6. Failure to study specific stream segments: DFG did not study specific stream segments, and so only vague conclusions concerning impacts can be reached. Without specific information on stream segments, DFG cannot conclude that the activity won’t be “deleterious to fish” in stream segments that it proposes to open to suction gold dredge mining. This problem is especially serious in that many of the streams open to suction dredge mining are severely impacted by legacy mercury contamination. In many cases the streams have been tested and listed on the 303 (d) water quality impaired list – but in others the streams have not been tested.
7. Relies on impact reduction through voluntary Best Management Practices: DFG intends to give miners a brochure with a list of Best Management Practices (BMPs) intended to reduce significant impacts. But voluntary guidelines are not acceptable mitigation, particularly with a user group that has testified at recent public hearings that they fully intend to ignore new restrictions on their hobby. For example, by their own response to the survey conducted as part of the EIR, 56% of suction dredge miners encounter mercury as a part of their operation – but the DFG regulations are entirely silent on procedures for recovering, storing, transporting or disposing of this Prop 65 listed highly toxic material.
8. Still allows mega-dredges: The EIR concludes that dredge hose size should be limited to four inches, but then would still permit hose size of up to eight inches (five times the capacity of a four-inch hose) if a miner files a request pursuant to the streambed alteration section. The department estimates that they would receive 500 such requests, which require an onsite inspection and a response within 60 days. The department already has an Attorney General’s opinion that Section 5653 does not authorize the department to issue permits that do not comply with the generally applicable regulations specifying equipment and methods of operation.
9. Program is a costly money loser for California: In previous years, DFG has estimated that the permits cost an average of $450 to process and to cover the costs of the program.
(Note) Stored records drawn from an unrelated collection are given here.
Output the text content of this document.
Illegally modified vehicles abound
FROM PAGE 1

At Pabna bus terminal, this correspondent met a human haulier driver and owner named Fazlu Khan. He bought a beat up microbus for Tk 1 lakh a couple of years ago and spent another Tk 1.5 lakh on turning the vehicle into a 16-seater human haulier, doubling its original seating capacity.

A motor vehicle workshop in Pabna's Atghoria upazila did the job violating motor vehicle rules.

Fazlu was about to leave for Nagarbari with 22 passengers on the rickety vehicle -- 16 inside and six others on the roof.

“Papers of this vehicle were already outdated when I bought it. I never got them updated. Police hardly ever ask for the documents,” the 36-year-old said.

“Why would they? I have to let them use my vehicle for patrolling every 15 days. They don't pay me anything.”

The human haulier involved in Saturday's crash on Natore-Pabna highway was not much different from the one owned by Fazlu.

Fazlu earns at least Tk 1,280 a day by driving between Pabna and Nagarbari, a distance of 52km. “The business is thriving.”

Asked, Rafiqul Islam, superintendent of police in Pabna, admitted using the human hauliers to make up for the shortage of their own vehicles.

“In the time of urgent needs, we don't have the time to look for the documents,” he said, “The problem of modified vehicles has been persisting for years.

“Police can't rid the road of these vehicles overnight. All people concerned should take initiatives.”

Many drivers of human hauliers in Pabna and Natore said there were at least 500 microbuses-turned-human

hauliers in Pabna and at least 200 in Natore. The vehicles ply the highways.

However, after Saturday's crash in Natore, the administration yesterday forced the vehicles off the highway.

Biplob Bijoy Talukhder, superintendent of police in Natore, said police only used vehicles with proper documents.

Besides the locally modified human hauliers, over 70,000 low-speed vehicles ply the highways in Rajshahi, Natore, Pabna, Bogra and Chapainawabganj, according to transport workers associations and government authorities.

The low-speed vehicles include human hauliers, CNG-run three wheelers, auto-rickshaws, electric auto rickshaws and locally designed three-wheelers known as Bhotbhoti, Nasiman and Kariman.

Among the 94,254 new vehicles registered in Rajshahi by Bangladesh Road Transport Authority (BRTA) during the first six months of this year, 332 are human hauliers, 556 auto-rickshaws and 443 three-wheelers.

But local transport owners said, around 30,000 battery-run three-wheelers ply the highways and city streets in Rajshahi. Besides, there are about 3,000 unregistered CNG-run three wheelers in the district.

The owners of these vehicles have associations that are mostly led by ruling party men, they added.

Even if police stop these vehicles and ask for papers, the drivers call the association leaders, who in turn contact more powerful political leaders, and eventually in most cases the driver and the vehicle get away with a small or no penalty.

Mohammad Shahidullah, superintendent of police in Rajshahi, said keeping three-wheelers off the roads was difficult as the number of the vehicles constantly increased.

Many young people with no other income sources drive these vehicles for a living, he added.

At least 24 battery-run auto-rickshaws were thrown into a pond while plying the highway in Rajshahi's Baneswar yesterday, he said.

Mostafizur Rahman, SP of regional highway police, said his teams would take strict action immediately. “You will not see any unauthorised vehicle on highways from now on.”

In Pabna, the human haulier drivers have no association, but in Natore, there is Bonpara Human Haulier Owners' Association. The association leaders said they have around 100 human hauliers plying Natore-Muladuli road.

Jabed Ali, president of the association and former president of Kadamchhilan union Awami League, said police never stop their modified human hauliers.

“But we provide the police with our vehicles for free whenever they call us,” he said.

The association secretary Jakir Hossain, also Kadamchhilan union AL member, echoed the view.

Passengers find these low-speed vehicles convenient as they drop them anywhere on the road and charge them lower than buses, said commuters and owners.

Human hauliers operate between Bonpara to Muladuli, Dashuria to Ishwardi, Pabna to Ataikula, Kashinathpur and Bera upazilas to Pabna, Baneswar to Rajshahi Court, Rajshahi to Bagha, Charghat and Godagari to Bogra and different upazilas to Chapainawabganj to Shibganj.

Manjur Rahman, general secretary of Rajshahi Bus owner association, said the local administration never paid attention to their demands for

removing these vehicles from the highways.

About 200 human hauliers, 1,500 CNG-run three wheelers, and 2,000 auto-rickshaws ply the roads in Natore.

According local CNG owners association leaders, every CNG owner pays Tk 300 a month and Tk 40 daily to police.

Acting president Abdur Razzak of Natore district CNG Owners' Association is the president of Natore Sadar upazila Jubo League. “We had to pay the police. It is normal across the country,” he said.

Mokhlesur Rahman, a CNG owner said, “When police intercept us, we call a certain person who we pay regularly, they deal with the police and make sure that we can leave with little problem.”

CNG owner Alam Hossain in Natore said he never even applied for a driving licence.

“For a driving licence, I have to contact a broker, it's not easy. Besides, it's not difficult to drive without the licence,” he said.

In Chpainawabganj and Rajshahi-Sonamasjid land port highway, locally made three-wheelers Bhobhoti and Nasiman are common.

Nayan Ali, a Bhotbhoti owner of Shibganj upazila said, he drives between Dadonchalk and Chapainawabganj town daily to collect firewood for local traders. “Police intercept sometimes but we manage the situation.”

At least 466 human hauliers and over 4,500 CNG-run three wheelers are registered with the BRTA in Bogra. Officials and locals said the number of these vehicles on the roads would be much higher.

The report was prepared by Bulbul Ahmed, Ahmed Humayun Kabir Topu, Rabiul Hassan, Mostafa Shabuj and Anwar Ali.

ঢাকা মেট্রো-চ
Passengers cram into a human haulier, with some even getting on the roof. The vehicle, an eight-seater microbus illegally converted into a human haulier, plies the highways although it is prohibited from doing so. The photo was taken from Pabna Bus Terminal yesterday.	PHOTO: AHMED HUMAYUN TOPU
In its new estimate of revenue from 4,000 permits and onsite inspection fees, the DFG says it will receive $373,000 per year. If the department’s previous cost estimates are accurate, the program will cost $1.8 million, plus the unknown new cost of 500 site inspections for miners requesting to use oversize equipment. The department has used 27 DFG employees in the development of the proposed regulations so far. DFG wardens would be required to enforce regulations that dredgers have vowed to ignore. The department will have to defend likely lawsuits over the new regulations. In addition, the SWRCB will have to develop a second permitting program, with another CEQA required environmental impact review, at an unknown cost to that agency.
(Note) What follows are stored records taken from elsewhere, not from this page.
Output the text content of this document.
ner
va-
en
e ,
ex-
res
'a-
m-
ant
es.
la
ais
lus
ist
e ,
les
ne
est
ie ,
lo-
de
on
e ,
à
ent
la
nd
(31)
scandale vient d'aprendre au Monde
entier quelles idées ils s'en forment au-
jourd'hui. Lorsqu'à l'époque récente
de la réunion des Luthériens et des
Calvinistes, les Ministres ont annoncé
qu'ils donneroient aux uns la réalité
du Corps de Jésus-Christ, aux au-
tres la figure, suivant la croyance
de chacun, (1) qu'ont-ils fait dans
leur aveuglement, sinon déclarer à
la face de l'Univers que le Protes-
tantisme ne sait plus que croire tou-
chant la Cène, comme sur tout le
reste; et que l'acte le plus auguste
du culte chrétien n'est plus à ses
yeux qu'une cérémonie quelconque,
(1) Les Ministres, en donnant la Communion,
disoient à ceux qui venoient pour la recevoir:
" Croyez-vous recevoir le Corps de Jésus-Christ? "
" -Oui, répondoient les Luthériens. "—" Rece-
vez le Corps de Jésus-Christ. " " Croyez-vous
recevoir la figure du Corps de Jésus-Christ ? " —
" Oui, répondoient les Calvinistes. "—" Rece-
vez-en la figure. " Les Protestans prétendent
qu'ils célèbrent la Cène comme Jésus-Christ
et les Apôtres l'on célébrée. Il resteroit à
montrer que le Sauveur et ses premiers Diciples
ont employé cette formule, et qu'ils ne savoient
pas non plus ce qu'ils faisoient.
10. Proposed regulations lack clarity and cohesion: For many rivers and streams in California, DFG’s proposed regulations are vague, confusing, inconsistent, and contradictory. Some rivers that follow county boundaries have two different regulations depending on which side of the river you may be on. Regulations based on county boundaries and/or obscure geographical features may be difficult for the public to interpret. Typographical errors and obvious mistakes in the 1994 regulations have been carried through to the proposed regulations. Some streams with special values (critical habitat for threatened and endangered species, state Wild Trout Stream status, etc) are closed to dredging but other streams with identical values are not.